厚い鉄扉の向こう側。そこでカイトが何をしているかなど、知る由もない。どうせまた、残った珈琲でも飲んでいるのだろう。
あの男は毎朝、狂ったようにそれをやっている。
手動で豆を挽いて、沸かした湯を注いで、ゆっくりと飲む。ただそれだけのためだけに莫大な時間を使っていて、朝の貴重なμセルの電力を、あの黒い液体を抽出するためだけに無駄に消費している。
それが、ウェスにはどうしても理解できなかった。
左手首に視線を落とす。
「ジジッ」と放電音が鳴り、今日も小さな液晶の数値は規則正しく動いていた。
寿命計。
そこに刻まれた数字が、一秒、また一秒と確実に減っていく。その感覚にはもうとうに慣れているはずなのに、数値が更新されるのを見るたび、腹の底に氷を押し当てられたように冷える。
なんで焦らないんだ、あの男は。
エネルギーは有限で、生命の時間も有限だ。
この光の届かない下層に生まれた時点で、その揺るぎないルールは決定づけられている。ウェスはそれを毎日、毎分、この手首のデバイスで突きつけられ続けている。

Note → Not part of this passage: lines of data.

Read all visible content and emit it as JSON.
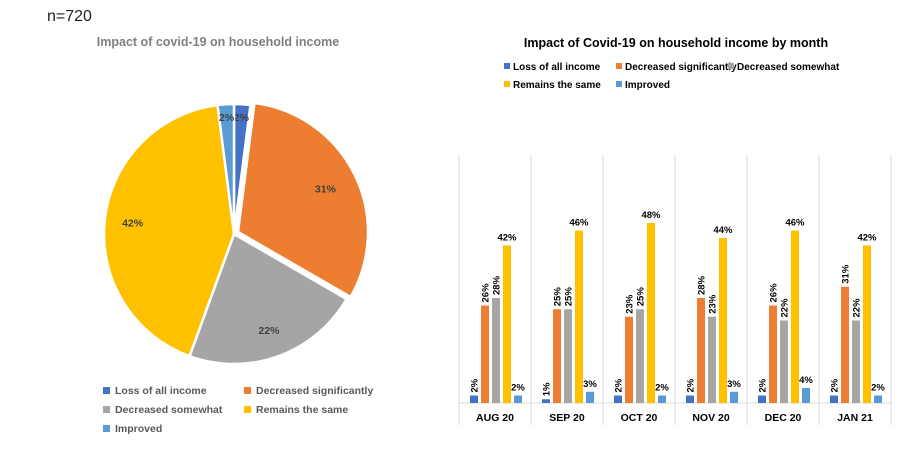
{
  "sample_label": "n=720",
  "chart_data": [
    {
      "type": "pie",
      "title": "Impact of covid-19 on household income",
      "categories": [
        "Loss of all income",
        "Decreased significantly",
        "Decreased somewhat",
        "Remains the same",
        "Improved"
      ],
      "values": [
        2,
        31,
        22,
        42,
        2
      ],
      "labels": [
        "2%",
        "31%",
        "22%",
        "42%",
        "2%"
      ],
      "colors": [
        "#4472C4",
        "#ED7D31",
        "#A5A5A5",
        "#FFC000",
        "#5B9BD5"
      ],
      "legend_position": "bottom"
    },
    {
      "type": "bar",
      "title": "Impact of Covid-19 on household income by month",
      "categories": [
        "AUG 20",
        "SEP 20",
        "OCT 20",
        "NOV 20",
        "DEC 20",
        "JAN 21"
      ],
      "series": [
        {
          "name": "Loss of all income",
          "color": "#4472C4",
          "values": [
            2,
            1,
            2,
            2,
            2,
            2
          ]
        },
        {
          "name": "Decreased significantly",
          "color": "#ED7D31",
          "values": [
            26,
            25,
            23,
            28,
            26,
            31
          ]
        },
        {
          "name": "Decreased somewhat",
          "color": "#A5A5A5",
          "values": [
            28,
            25,
            25,
            23,
            22,
            22
          ]
        },
        {
          "name": "Remains the same",
          "color": "#FFC000",
          "values": [
            42,
            46,
            48,
            44,
            46,
            42
          ]
        },
        {
          "name": "Improved",
          "color": "#5B9BD5",
          "values": [
            2,
            3,
            2,
            3,
            4,
            2
          ]
        }
      ],
      "unit": "%",
      "ylim": [
        0,
        60
      ],
      "legend_position": "top",
      "grid": false
    }
  ]
}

交換できる代替臓器の数も限られているし、スクラップから稼げるμセルも限られている。一度の呼吸、一度の瞬きすらコストだ。
なのにあの男は、時間にもエネルギーにも追われていないような、まるで世界のルールから外れたような顔で、あの古臭いカップをゆっくり口に運んでいる。
何が彼をそうさせているのか。推論をいくら重ねても、ウェスには理解できなかった。
さっきの、パッケージの圧着テープのことを思い出す。
また苛立ちが胸の奥で燻り始めた。今日中に食ってしまえばそれで終わりの品だ。なぜあんな無意味な手間をかけるのか。
テープ一枚を真っ直ぐに貼る。その数秒の動作が、下層の人間にとってどれほどのエネルギー消費を意味するか。あの男は計算していないのか。それとも、すべて計算した上で、あえて無駄なことをやっているのか。
どちらにせよ、ウェスにはその行動原理が意味不明だった。
そして、計算式の合わない不具合のような「わからないこと」が目の前にあること自体が、ウェスにはなぜか酷く腹立たしかった。